Thales and NEHS DIGITAL have joined forces to speed up the hospital admissions process in a crisis by using new technology. This project will leverage Thales’s expertise in radiology and artificial intelligence (AI) and NEHS DIGITAL’s extensive footprint in the French hospital system.
The partners will develop a solution in record time using AI to analyse CT imagery of the chest and lungs. As soon as the images are taken, the AI service will make an initial recommendation, including a preliminary diagnosis and assessment of the level of criticality of any lung damage, so that medical staff can admit the patient to the appropriate ward and prioritise the most urgent cases. The project was selected after a call for projects launched by the French Ministry for the Armed Forces to combat COVID-19.

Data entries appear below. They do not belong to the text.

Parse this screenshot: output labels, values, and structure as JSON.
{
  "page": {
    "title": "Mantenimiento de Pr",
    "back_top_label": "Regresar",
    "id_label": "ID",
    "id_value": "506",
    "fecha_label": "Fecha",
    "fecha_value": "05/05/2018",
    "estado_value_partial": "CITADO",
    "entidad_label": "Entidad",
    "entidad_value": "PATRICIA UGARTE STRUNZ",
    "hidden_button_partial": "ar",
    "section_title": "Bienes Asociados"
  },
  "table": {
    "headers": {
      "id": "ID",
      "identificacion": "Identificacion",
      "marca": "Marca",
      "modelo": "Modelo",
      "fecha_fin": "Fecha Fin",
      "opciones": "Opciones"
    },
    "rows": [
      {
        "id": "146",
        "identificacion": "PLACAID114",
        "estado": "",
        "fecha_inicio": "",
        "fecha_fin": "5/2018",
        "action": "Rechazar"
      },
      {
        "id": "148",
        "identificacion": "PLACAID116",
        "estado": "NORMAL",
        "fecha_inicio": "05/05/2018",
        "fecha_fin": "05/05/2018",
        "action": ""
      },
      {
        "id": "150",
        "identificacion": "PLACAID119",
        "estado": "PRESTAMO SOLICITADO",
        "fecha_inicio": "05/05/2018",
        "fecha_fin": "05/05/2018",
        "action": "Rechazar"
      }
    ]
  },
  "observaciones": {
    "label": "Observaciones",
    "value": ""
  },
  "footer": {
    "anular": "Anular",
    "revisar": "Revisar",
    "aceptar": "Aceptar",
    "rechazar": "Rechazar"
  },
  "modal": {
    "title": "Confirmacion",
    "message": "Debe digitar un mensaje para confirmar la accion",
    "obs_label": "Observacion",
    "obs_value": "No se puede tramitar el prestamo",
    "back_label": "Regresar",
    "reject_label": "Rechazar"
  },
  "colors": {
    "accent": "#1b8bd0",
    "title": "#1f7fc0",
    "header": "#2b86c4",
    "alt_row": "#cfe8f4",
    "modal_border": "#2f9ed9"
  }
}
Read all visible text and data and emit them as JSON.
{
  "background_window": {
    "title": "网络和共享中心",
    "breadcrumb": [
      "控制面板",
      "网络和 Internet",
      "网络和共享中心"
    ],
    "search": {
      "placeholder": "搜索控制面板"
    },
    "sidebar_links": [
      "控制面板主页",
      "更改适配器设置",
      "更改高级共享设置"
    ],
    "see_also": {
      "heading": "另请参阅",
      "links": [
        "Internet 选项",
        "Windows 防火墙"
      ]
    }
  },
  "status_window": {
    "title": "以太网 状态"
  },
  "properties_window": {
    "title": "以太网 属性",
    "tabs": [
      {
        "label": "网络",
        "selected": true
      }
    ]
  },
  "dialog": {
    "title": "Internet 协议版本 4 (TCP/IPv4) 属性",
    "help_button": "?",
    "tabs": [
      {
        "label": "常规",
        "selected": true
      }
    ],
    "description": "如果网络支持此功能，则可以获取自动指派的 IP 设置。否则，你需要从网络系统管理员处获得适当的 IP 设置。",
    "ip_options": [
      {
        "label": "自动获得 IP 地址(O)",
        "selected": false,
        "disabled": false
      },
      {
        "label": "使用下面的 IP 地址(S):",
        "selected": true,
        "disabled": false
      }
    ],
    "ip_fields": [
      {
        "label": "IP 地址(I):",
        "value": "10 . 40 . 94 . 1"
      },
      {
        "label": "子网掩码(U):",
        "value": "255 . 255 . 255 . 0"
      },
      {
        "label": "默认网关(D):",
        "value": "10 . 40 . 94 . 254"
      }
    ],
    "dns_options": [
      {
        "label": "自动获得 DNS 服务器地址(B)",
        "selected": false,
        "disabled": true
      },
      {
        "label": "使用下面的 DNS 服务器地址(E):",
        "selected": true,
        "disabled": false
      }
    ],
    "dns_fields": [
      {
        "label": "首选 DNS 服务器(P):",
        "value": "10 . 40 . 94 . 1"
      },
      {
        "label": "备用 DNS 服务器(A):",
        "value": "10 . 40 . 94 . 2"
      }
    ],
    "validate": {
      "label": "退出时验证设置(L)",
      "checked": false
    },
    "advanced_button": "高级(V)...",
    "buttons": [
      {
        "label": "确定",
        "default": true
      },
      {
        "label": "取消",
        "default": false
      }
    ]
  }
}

Databases of medical imagery relating to the COVID-19 epidemic are virtually non-existent today. NEHS DIGITAL, in partnership with the SFR, has now begun collecting anonymised chest scan data from around 100 hospitals in France as part of the FIDAC (French Imaging Database Against Coronavirus) project. To analyse these datasets, which must be as large as possible to ensure they are representative, Thales will set up an infrastructure to train the necessary algorithms using machine learning and develop an AI system that can make automated recommendations to healthcare professionals.
Deployment of the AI service developed by Thales will make use of NEHS DIGITAL’s extensive cybersecure telemedicine infrastructure Hosted on a secure cloud. The partners aim to deploy an initial demonstrator of this solution over the next three months using NEHS DIGITAL’s existing platform, which is already used by almost all French hospitals. The solution will be continuously updated as the number of available images increases.
A medical committee will validate the solution and monitor rollout in hospitals. This large-scale project is a first step towards more widespread use of AI to support the work of radiologists. Thanks to this collaborative approach by multiple stakeholders, and with the architecture already in place, the AI service could also help to diagnose other pathologies in the future.